Paulson wouldn’t expound upon what he would consider to be an acceptable rate, but called the January jobs report, in which unemployment fell to 8.3 percent, an “anomaly.”
“Here’s the anomaly, and here’s the anomaly that a number of economists I’ve talked to are struggling with,” Paulson continued. “If you take a look at the recent job creation, which has been quite gratifying, and you look at that — you can’t square it with the growth rate, because almost any economist would say it’s going to take a higher growth rate than we’ve had to create the jobs we’ve created.”
The economy blew away expectations in January, creating 243,000 jobs as the unemployment rate fell to its lowest level since President Obama took office.
Moody’s Analytics Chief Mark Zandi called the report “unambiguously positive”; however, some economists point to less rosy data, such as gross domestic product, which at 2.8 percent grew at a slower rate than expected in the fourth quarter, as evidence that a full-blown recovery has not yet materialized.

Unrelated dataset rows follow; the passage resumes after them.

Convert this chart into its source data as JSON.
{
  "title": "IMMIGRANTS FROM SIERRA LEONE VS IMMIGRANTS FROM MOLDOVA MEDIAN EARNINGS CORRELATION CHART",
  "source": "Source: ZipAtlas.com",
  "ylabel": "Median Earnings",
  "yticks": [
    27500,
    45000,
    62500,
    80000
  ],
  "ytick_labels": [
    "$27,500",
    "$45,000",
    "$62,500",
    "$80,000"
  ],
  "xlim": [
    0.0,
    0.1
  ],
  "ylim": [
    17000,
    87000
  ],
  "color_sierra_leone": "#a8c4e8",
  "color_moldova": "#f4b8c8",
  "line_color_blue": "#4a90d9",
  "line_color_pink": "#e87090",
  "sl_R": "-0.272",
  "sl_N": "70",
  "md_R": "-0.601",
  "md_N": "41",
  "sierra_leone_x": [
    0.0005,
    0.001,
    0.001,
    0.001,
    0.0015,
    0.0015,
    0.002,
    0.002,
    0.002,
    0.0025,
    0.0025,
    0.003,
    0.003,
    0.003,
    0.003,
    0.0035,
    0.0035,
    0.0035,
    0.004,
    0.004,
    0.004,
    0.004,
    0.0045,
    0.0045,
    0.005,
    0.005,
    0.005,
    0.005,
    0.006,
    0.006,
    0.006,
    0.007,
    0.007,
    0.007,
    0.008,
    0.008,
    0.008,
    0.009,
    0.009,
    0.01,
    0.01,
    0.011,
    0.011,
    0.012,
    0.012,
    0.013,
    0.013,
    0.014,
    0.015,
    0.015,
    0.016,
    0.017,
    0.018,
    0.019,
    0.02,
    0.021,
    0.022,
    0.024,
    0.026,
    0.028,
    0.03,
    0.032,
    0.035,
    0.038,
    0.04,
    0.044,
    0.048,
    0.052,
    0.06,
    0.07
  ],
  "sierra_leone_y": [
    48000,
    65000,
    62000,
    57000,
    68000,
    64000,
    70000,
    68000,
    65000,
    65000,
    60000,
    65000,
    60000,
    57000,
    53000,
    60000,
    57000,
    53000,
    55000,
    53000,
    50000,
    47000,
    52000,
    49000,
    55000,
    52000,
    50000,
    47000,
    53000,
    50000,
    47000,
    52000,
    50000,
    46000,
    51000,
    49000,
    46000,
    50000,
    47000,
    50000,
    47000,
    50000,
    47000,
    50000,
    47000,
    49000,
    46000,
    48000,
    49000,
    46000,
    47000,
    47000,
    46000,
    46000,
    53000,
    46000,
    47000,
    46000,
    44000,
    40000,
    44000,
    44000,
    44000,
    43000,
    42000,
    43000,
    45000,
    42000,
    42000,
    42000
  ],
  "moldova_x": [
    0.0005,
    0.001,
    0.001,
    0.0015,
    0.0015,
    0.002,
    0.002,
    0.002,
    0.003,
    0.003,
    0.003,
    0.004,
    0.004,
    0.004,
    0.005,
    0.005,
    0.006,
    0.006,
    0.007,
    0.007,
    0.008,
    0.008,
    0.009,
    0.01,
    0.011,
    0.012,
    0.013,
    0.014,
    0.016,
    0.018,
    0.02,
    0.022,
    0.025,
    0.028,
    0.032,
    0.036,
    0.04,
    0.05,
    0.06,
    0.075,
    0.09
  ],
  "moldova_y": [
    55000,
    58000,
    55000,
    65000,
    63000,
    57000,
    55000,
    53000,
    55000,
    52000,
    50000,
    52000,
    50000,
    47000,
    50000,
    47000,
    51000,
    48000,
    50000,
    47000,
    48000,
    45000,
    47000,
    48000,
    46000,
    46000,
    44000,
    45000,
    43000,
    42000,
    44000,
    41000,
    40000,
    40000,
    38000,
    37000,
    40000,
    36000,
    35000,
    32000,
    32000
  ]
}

Said Paulson, “I’ve had a couple of economists say to me, 'Hank, if you’re going back to 2010 when unemployment was the highest and then you said, "What growth rate would it take to create the jobs we’ve got today?" ' they would say 5 percent, and of course we haven’t had that kind of growth.
“So, to me, that’s again rather troubling,” Paulson continued. “I’m not being an alarmist. I just think that until we deal with the huge structural issues we’ve got and work across the aisle and compromise, we’re not going to get the economy on the kind of sustainable growth track we need.”
The economy and unemployment will be a key election-year issue, as Republicans in Congress, as well as the GOP presidential candidates, have blasted the president, saying he made the economy worse by impeding growth through excessive regulation and bad policy.
Upon release of January’s positive report, House Majority Leader Eric Cantor (R-Va.) called the numbers “good news” but said Americans “shouldn’t settle.”
Rep. Allen West (R-Fla.) suggested the administration was involved in cooking the numbers, although he didn’t offer any evidence to back up the claim.